EYT Federasyonu Genel Başkanı Gönül Boran Özüpak ve Başkan Yardımcısı Alper Özüpak, EYT mağdurlarının haklı mücadelelerinde onlara her zaman destek verip EYT mücadelesinin lideri oldular. Alper Özüpak bu mücadeleye dair bir köşe yazısı yazarak EYT mücadelesini kaleme döktü.
"EYT Mücadelesinin Öğrettikleri"
Alper Özüpak'ın "EYT Mücadelesinin Öğrettikleri" başlıklı yazısı :
Zor zamanlar güçlü insanlar oluşturur.
Hayatın acımasız yüzü, yaş kaç olursa olsun karşımıza çıkmaya, bize ders vermeye devam ediyor.
Her gün yeni insanlarla tanışıyoruz, ama bazen bu yaşadığımız hayatın dahi bize geç öğrettiği şeyler oluyor. Daha çok şeyler yaşayacağımızı her geçen gün daha çok anlıyoruz.
Pişmanlıklar yaşamaya, öğretilere devam ederken, hayatın her anı bize farklı bir yaşanmışlık sunuyor.
Dedelerimizden babalarımızdan farklı hayatlar yaşasak da bizler onların bize bıraktığı iyi insan olabilme düsturuyla yaşıyoruz. Gelecek sorunlara karşı hazırlıklar yapmamızı hep öğütlemelerine rağmen bizler yine hata yapmaya devam ediyoruz.
Zamanında tavır koymak, insanlar üzülmesin diyerek sorunları görmemezlikten gelmek, bize kötü gelenlere bir şeyler kırılmasın, birileri üzülmesin, diyerek kendimizi üzmenin hiç doğru olmadığını yaşadıkça öğrenmeye devam ediliyoruz.
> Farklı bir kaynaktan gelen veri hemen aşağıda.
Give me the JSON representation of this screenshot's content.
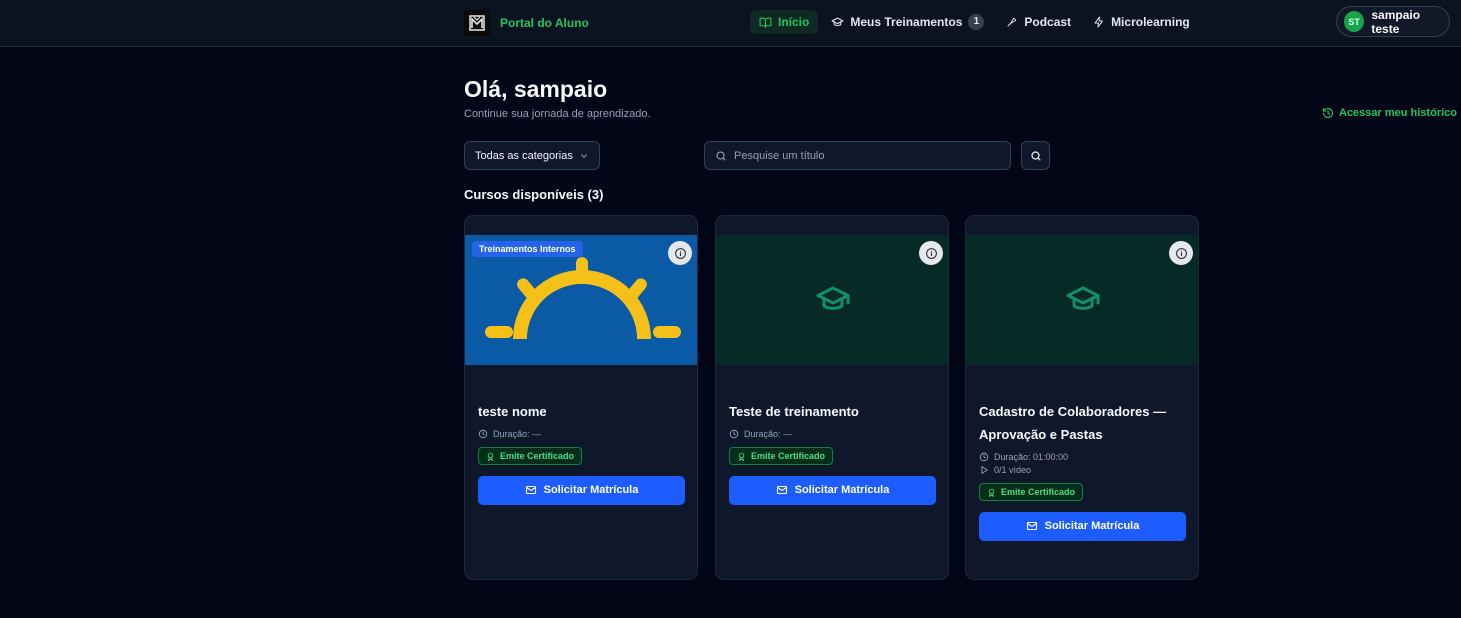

Bizler hayat paylaşınca güzel, öğretisiyle büyüyen, hayatın her noktasını paylaşarak, iyi insanlar olmak için yola çıkmış ve bugün geldiğimiz noktada milyonların umudu, milyonların sesi olmaya gayret ederken, bizden giden, bizden uzaklaşan yaşamdan kaçırdıklarımız ve bundan sonraki süreçteki yol haritamızla yeni ufuklara yol açmaya devam edecek gibiyiz.
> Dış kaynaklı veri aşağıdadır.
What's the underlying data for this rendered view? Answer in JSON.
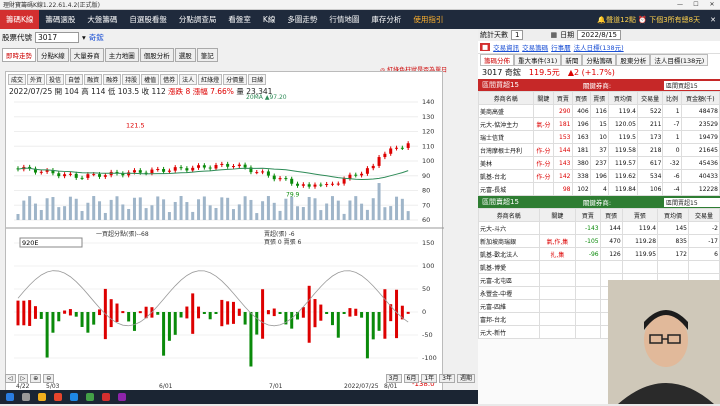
{
  "title": "理財寶籌碼K線1.22.61.4.2(正式版)",
  "menu": [
    "籌碼K線",
    "籌碼選股",
    "大盤籌碼",
    "自選股看盤",
    "分點調查局",
    "看盤室",
    "K線",
    "多圖走勢",
    "行情地圖",
    "庫存分析",
    "使用指引"
  ],
  "sound": "🔔聲道12點 ⏰ 下個3所有總8天",
  "stock": {
    "label": "股票代號",
    "code": "3017",
    "name": "奇鋐"
  },
  "leftTabs": [
    "即時走勢",
    "分點K線",
    "大量券商",
    "主力地圖",
    "個股分析",
    "選股",
    "筆記"
  ],
  "note": "◎ 紅綠色柱狀是否為單日",
  "subTabs": [
    "成交",
    "外資",
    "投信",
    "自營",
    "融資",
    "融券",
    "持股",
    "權值",
    "借券",
    "法人",
    "紅綠燈",
    "分價量",
    "日線"
  ],
  "ohlc": {
    "date": "2022/07/25",
    "open": "開 104",
    "high": "高 114",
    "low": "低 103.5",
    "close": "收 112",
    "chg": "漲跌 8",
    "pct": "漲幅 7.66%",
    "vol": "量 23,341"
  },
  "ma": "20MA ▲97.20",
  "marks": {
    "hi": "121.5",
    "lo": "79.9"
  },
  "ind": {
    "sel": "920E",
    "title": "一買超分點(張)--68",
    "sub": "賣超(張) -6",
    "sub2": "買張 0 賣張 6",
    "min": "-138.0"
  },
  "xaxis": [
    "4/22",
    "5/03",
    "6/01",
    "7/01",
    "2022/07/25",
    "8/01"
  ],
  "year": "2022",
  "bottom": [
    "3月",
    "6月",
    "1年",
    "3年",
    "週期"
  ],
  "right": {
    "days": "統計天數",
    "days_v": "1",
    "date": "2022/8/15",
    "day_label": "日期",
    "links": [
      "交易資訊",
      "交易籌碼",
      "行事曆",
      "法人日標(138元)"
    ],
    "tabs": [
      "籌碼分佈",
      "重大事件(31)",
      "新聞",
      "分點籌碼",
      "股東分析",
      "法人目標(138元)"
    ],
    "quote_code": "3017 奇鋐",
    "quote_px": "119.5元",
    "quote_chg": "▲2 (+1.7%)",
    "buy_hdr": "區間買超15",
    "buy_sel": "區間買超15",
    "sell_hdr": "區間賣超15",
    "sell_sel": "區間賣超15",
    "broker_label": "關鍵券商:",
    "cols": [
      "券商名稱",
      "關鍵",
      "買賣",
      "買張",
      "賣張",
      "買均價",
      "交易量",
      "比例",
      "買金額(千)"
    ],
    "buy": [
      [
        "美商高盛",
        "",
        "290",
        "406",
        "116",
        "119.4",
        "522",
        "1",
        "48478"
      ],
      [
        "元大-惦沖主力",
        "氣-分",
        "181",
        "196",
        "15",
        "120.05",
        "211",
        "-7",
        "23529"
      ],
      [
        "瑞士信貸",
        "",
        "153",
        "163",
        "10",
        "119.5",
        "173",
        "1",
        "19479"
      ],
      [
        "台灣摩根士丹利",
        "作-分",
        "144",
        "181",
        "37",
        "119.58",
        "218",
        "0",
        "21645"
      ],
      [
        "美林",
        "作-分",
        "143",
        "380",
        "237",
        "119.57",
        "617",
        "-32",
        "45436"
      ],
      [
        "凱基-台北",
        "作-分",
        "142",
        "338",
        "196",
        "119.62",
        "534",
        "-6",
        "40433"
      ],
      [
        "元富-長城",
        "",
        "98",
        "102",
        "4",
        "119.84",
        "106",
        "-4",
        "12228"
      ]
    ],
    "sell": [
      [
        "元大-斗六",
        "",
        "-143",
        "144",
        "119.4",
        "145",
        "-2"
      ],
      [
        "新加坡商瑞銀",
        "氣,作,集",
        "-105",
        "470",
        "119.28",
        "835",
        "-17"
      ],
      [
        "凱基-歡北法人",
        "扎,集",
        "-96",
        "126",
        "119.95",
        "172",
        "6"
      ],
      [
        "凱基-博愛",
        "",
        "",
        "",
        "",
        "",
        ""
      ],
      [
        "元富-北屯區",
        "",
        "",
        "",
        "",
        "",
        ""
      ],
      [
        "永豐金-中壢",
        "",
        "",
        "",
        "",
        "",
        ""
      ],
      [
        "元富-四維",
        "",
        "",
        "",
        "",
        "",
        ""
      ],
      [
        "富邦-台北",
        "",
        "",
        "",
        "",
        "",
        ""
      ],
      [
        "元大-新竹",
        "",
        "",
        "",
        "",
        "",
        ""
      ]
    ]
  },
  "chart_data": {
    "type": "candlestick",
    "title": "",
    "ylim": [
      60,
      140
    ],
    "yticks": [
      60,
      70,
      80,
      90,
      100,
      110,
      120,
      130,
      140
    ],
    "ind_yticks": [
      150,
      100,
      50,
      0,
      -50,
      -100
    ],
    "hi": 121.5,
    "lo": 79.9
  }
}
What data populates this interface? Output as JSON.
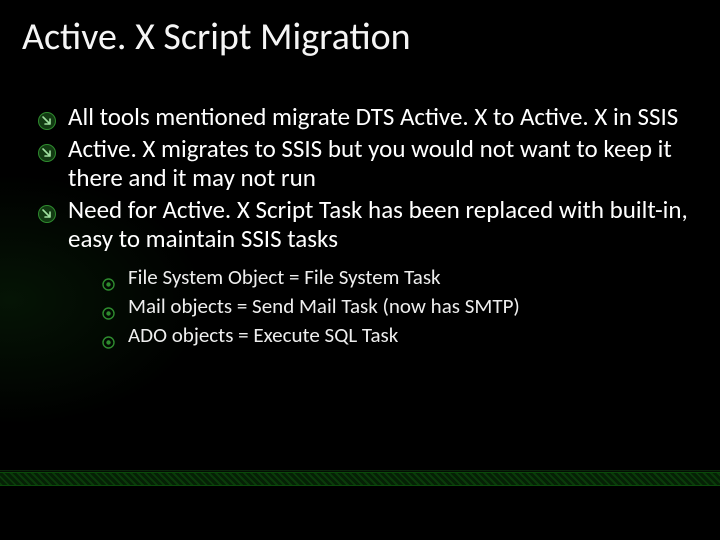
{
  "title": "Active. X Script Migration",
  "bullets": [
    "All tools mentioned migrate DTS Active. X to Active. X in SSIS",
    "Active. X migrates to SSIS but you would not want to keep it there and it may not run",
    "Need for Active. X Script Task has been replaced with built-in, easy to maintain SSIS tasks"
  ],
  "sub_bullets": [
    "File System Object = File System Task",
    "Mail objects = Send Mail Task (now has SMTP)",
    "ADO objects = Execute SQL Task"
  ],
  "colors": {
    "accent": "#2e8b2e",
    "accent_dark": "#0a3a0a"
  }
}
Hatalar insanı olgunlaştırıyor ve yeni adımlar atmanıza neden olurken, bizim bu süreçten sonra hayatı daha yavaş ve daha mantıklı yaşamak adına, bizi yoran, bizim zamanımızı çalan ve hayatı boyunca kimseye faydası olmamış olan insanlardan uzaklaşarak, dar bir kadroda bize iyi gelen insanlarla yol yürümeye devam edilmesini yeni yeni öğrenmiş olmanın huzuru içinde yarınlara yelken açıp, dost meclisinde dostlarla beraber bundan sonraki hayatımızı daraltma zamanımız gelmiş ve geçmiş. Bu süreç içinde de anlamsız ve hiç yan yana olunmayacak insanlara değer vermenin üzüntüsü yaşıyoruz.
Küçük şeylerden mutlu olanları asla bırakmayın!
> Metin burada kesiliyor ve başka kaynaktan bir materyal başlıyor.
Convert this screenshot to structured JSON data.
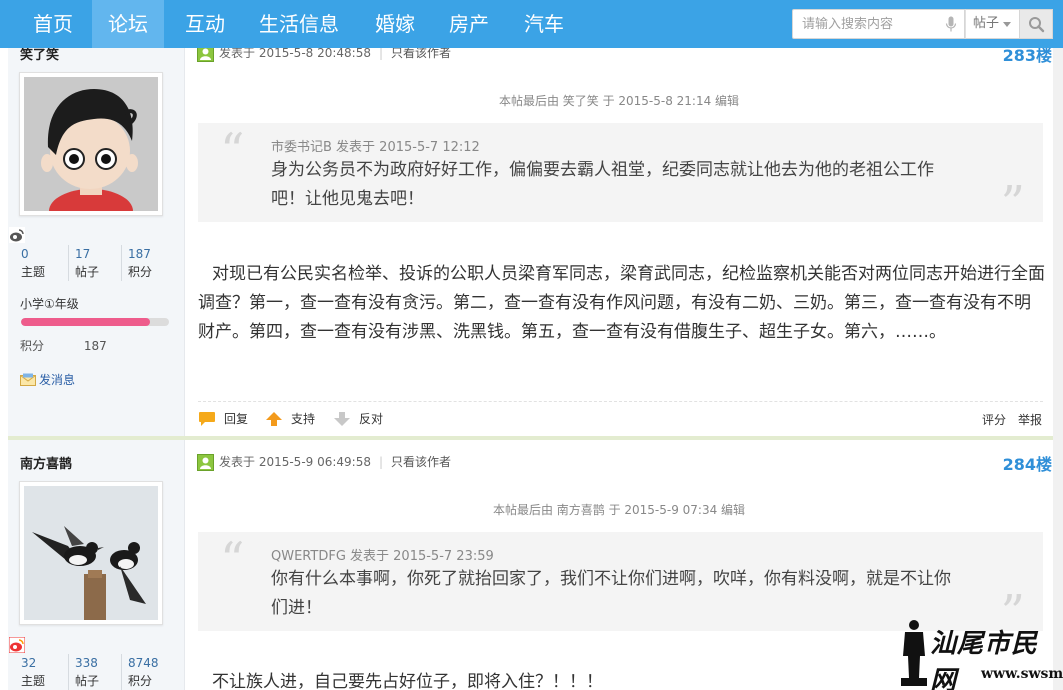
{
  "nav": {
    "items": [
      {
        "label": "首页",
        "active": false
      },
      {
        "label": "论坛",
        "active": true
      },
      {
        "label": "互动",
        "active": false
      },
      {
        "label": "生活信息",
        "active": false
      },
      {
        "label": "婚嫁",
        "active": false
      },
      {
        "label": "房产",
        "active": false
      },
      {
        "label": "汽车",
        "active": false
      }
    ],
    "search_placeholder": "请输入搜索内容",
    "search_type": "帖子"
  },
  "post1": {
    "user": {
      "name": "笑了笑",
      "topics": "0",
      "posts": "17",
      "points": "187",
      "topics_label": "主题",
      "posts_label": "帖子",
      "points_label": "积分",
      "level": "小学①年级",
      "level_progress": 0.87,
      "score_label": "积分",
      "score": "187",
      "message": "发消息"
    },
    "meta_posted": "发表于 2015-5-8 20:48:58",
    "only_author": "只看该作者",
    "floor": "283楼",
    "edit_note": "本帖最后由 笑了笑 于 2015-5-8 21:14 编辑",
    "quote_author": "市委书记B 发表于 2015-5-7 12:12",
    "quote_text": "身为公务员不为政府好好工作，偏偏要去霸人祖堂，纪委同志就让他去为他的老祖公工作吧！让他见鬼去吧！",
    "body": "对现已有公民实名检举、投诉的公职人员梁育军同志，梁育武同志，纪检监察机关能否对两位同志开始进行全面调查？第一，查一查有没有贪污。第二，查一查有没有作风问题，有没有二奶、三奶。第三，查一查有没有不明财产。第四，查一查有没有涉黑、洗黑钱。第五，查一查有没有借腹生子、超生子女。第六，……。",
    "actions": {
      "reply": "回复",
      "support": "支持",
      "oppose": "反对",
      "rate": "评分",
      "report": "举报"
    }
  },
  "post2": {
    "user": {
      "name": "南方喜鹊",
      "topics": "32",
      "posts": "338",
      "points": "8748",
      "topics_label": "主题",
      "posts_label": "帖子",
      "points_label": "积分"
    },
    "meta_posted": "发表于 2015-5-9 06:49:58",
    "only_author": "只看该作者",
    "floor": "284楼",
    "edit_note": "本帖最后由 南方喜鹊 于 2015-5-9 07:34 编辑",
    "quote_author": "QWERTDFG 发表于 2015-5-7 23:59",
    "quote_text": "你有什么本事啊，你死了就抬回家了，我们不让你们进啊，吹咩，你有料没啊，就是不让你们进！",
    "body": "不让族人进，自己要先占好位子，即将入住？！！！"
  },
  "watermark": {
    "name": "汕尾市民网",
    "url": "www.swsm.net"
  },
  "colors": {
    "nav": "#3ba3e6",
    "nav_active": "#62b6ee",
    "floor": "#2f8fd8",
    "level_fill": "#ee5c8c"
  }
}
Hayatın en güzel yaş aralığında olduğumuzu unutmayalım, dostları baş üstünde taşırken buna değmeyecekleri ayıklayıp hayatın kalanını kendimize ayırma zamanımız gelmiş de geçmiş bile.
Birbirimizin küçük kusurlarını hoş görmezsek arkadaşlıktan bir şey anlayamayız. Dostluk illa yan yana diz dize olmak değildir. Asıl can cana kalp kalbe olmaktır.